Once more, some people got off their bike to walk, but I toughed it out and got up the hill. From this point on, we were on a narrow path leading back to Pitlochry, and just about every time I turned a corner there was another hill. Time was playing tricks on me and it seemed to take forever. I knew from my Garmin than there couldn’t be far to go, but there was no sign of Pitlochry yet. Then at last, a beacon of hope: a cyclist pushing his bike back along the path with a medal around his neck. This is usually a sign of being close to the finish and within a couple of minutes I was making the final left turn onto the main road and back to where I started. This section, wouldn’t you know it, was also “gently” uphill, but it was also lined with spectators shouting out encouragement and finding various ways to make a lot of noise so I couldn’t slow down. I pedalled as furiously as my weary legs would let me until the finish gantry came into view. I had actually done it! Finish time: 6:28:07.
Having never really considered the possibility of actually finishing, I wasn’t sure how I would feel. Would it be the wave of emotions so familiar from a marathon, or something else entirely? To be honest, what I felt was somewhere between relief and exhaustion. I had just cycled 81 miles in the most miserable weather, and nobody could have been more surprised than me that I had done it. An official directed me to slow down and dismount (which I managed without falling over) then I made my way over to the finish area to return my timing chip.
A lovely army cadet approached me and asked if I needed a hand. I did, so she set about removing my chip (which was attached to the quick release mechanism on my front wheel) whilst chatting about the event. I thanked her for her help and shuffled on to collect my medal and a bottle of water, then Steve appeared to help. I handed him my bike as I was worried I might drop it, then walked up to get a burger.

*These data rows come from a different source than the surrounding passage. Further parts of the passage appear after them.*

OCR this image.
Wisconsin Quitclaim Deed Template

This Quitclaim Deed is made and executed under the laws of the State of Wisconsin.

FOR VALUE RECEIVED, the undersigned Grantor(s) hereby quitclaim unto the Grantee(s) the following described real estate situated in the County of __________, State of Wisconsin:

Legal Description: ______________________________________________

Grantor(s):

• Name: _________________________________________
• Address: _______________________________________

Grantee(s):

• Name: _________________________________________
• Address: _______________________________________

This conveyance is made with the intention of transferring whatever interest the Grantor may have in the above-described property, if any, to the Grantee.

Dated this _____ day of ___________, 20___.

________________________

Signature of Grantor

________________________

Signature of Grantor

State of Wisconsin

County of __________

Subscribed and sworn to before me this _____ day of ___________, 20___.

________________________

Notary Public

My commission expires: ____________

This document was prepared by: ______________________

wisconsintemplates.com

Our farming friend Jim had brought his fantastic fresh beef and lamb burgers and our chef friend Graeme was in charge of cooking, so I knew I would get good quality food. We chatted to the guys for a bit then decided it would be best to just head back to the car, stopping only for a finish photo:
After peeling off some layers and sticking on some warm clothes, I inhaled my burger then we set off for home where, after the most wonderful bath, I celebrated with a huge plate of steak frites. Delicious!

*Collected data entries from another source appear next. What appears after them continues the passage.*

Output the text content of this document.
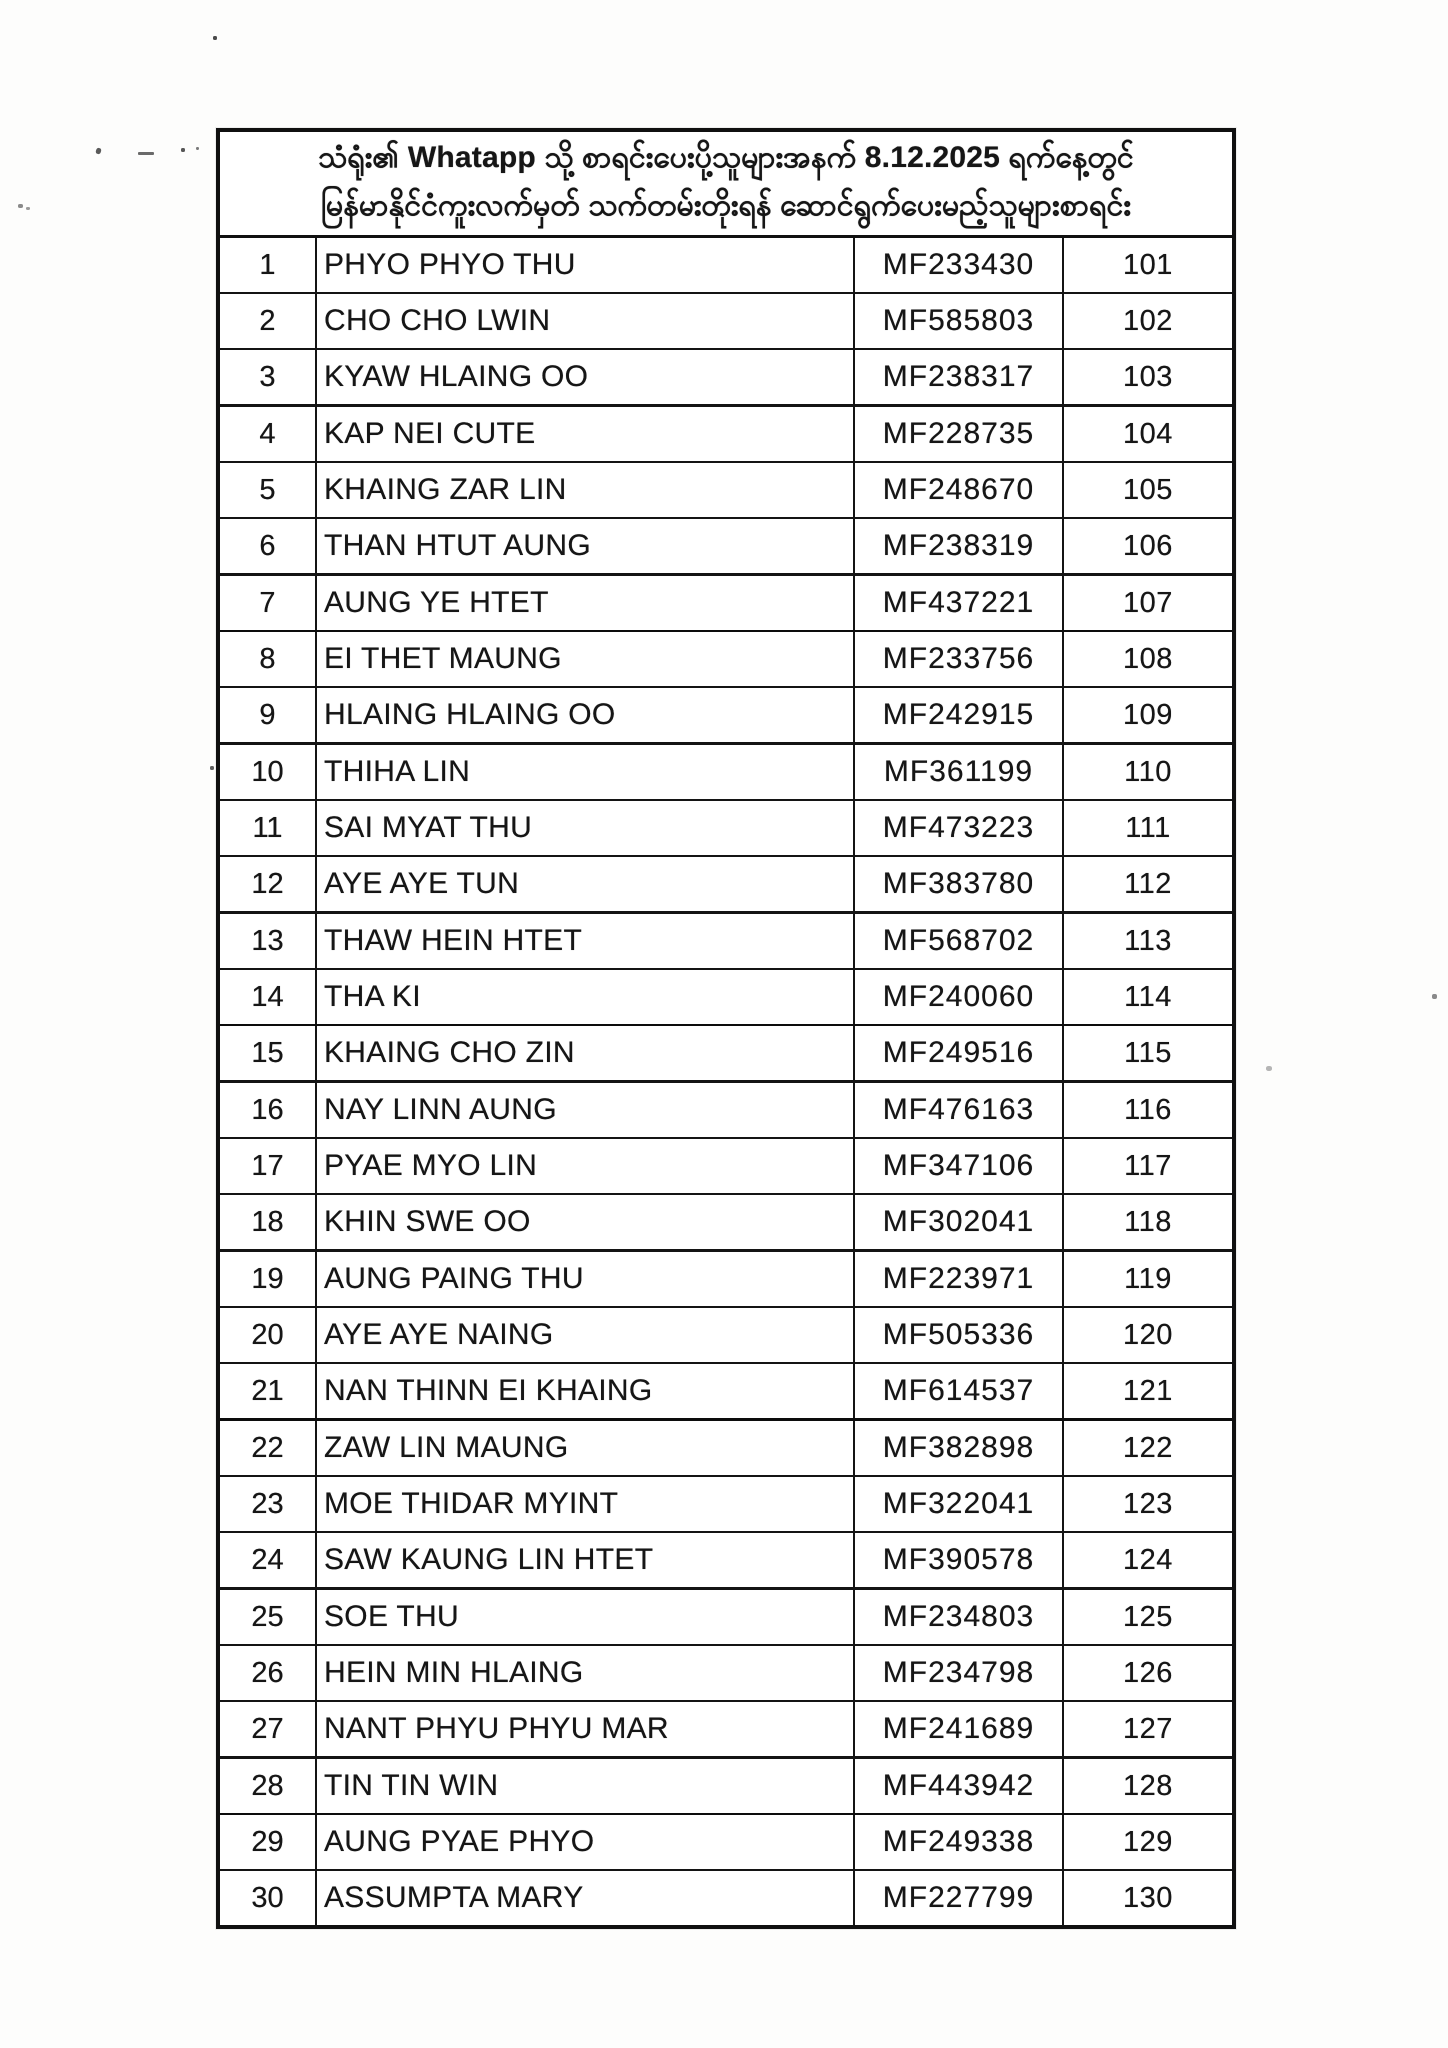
သံရုံး၏ Whatapp သို့ စာရင်းပေးပို့သူများအနက် 8.12.2025 ရက်နေ့တွင်
မြန်မာနိုင်ငံကူးလက်မှတ် သက်တမ်းတိုးရန် ဆောင်ရွက်ပေးမည့်သူများစာရင်း
1	PHYO PHYO THU	MF233430	101
2	CHO CHO LWIN	MF585803	102
3	KYAW HLAING OO	MF238317	103
4	KAP NEI CUTE	MF228735	104
5	KHAING ZAR LIN	MF248670	105
6	THAN HTUT AUNG	MF238319	106
7	AUNG YE HTET	MF437221	107
8	EI THET MAUNG	MF233756	108
9	HLAING HLAING OO	MF242915	109
10	THIHA LIN	MF361199	110
11	SAI MYAT THU	MF473223	111
12	AYE AYE TUN	MF383780	112
13	THAW HEIN HTET	MF568702	113
14	THA KI	MF240060	114
15	KHAING CHO ZIN	MF249516	115
16	NAY LINN AUNG	MF476163	116
17	PYAE MYO LIN	MF347106	117
18	KHIN SWE OO	MF302041	118
19	AUNG PAING THU	MF223971	119
20	AYE AYE NAING	MF505336	120
21	NAN THINN EI KHAING	MF614537	121
22	ZAW LIN MAUNG	MF382898	122
23	MOE THIDAR MYINT	MF322041	123
24	SAW KAUNG LIN HTET	MF390578	124
25	SOE THU	MF234803	125
26	HEIN MIN HLAING	MF234798	126
27	NANT PHYU PHYU MAR	MF241689	127
28	TIN TIN WIN	MF443942	128
29	AUNG PYAE PHYO	MF249338	129
30	ASSUMPTA MARY	MF227799	130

I was tired and my legs were restless from the effort, but I was delighted to have finished. In all honesty, I was ready to write a quite different post to this one, and even now I can hardly believe I actually did it and have to keep looking at the photos and medal to remind myself that it really was me.

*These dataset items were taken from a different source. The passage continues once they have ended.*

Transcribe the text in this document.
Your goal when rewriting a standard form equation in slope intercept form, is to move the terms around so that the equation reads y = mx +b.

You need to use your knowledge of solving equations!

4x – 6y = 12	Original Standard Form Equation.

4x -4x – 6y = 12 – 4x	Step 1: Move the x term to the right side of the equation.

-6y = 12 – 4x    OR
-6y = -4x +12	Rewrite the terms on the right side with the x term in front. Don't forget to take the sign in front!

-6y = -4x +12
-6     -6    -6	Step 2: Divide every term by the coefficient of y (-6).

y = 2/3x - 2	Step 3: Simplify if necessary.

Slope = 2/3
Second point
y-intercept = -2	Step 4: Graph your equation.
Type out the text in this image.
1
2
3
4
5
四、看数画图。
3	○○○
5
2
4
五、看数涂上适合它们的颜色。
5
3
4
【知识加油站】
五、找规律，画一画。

All in all, it was a great event. The closed roads meant that I felt safer and it was incredibly well supported with crews on motorbikes travelling up and down the route checking everybody was ok and volunteers at various points along the route. I tried to smile and thank them all as I passed as it was a miserable day to do their job and they would have been out there for a long time, yet everybody I encountered was smiling, friendly and encouraging. Other riders were friendly too and most exchanged a word or two in the passing, even if they were riding with a friend and chatting to them. If you like your bike rides long and scenic then I would definitely recommend this one and you can already register your interest for next year.
As for me, I do like my bike, but 81 miles is a bit further than I really want to be cycling right now. Running is my first love and training properly for an event like the Etape doesn’t fit well for me. I’ll certainly do more sportives, but I’m thinking 50 miles at most. Still, I’ve now done an event that Steve hasn’t and, given the weather conditions, feel hardcore!
I cycled 81 miles in hideous weather to raise vital funds for Macmillan Cancer Support. Every penny I raise helps to make a difference for those affected by cancer, and even in the toughest moments, remembering why I was doing it helped me to dig deep.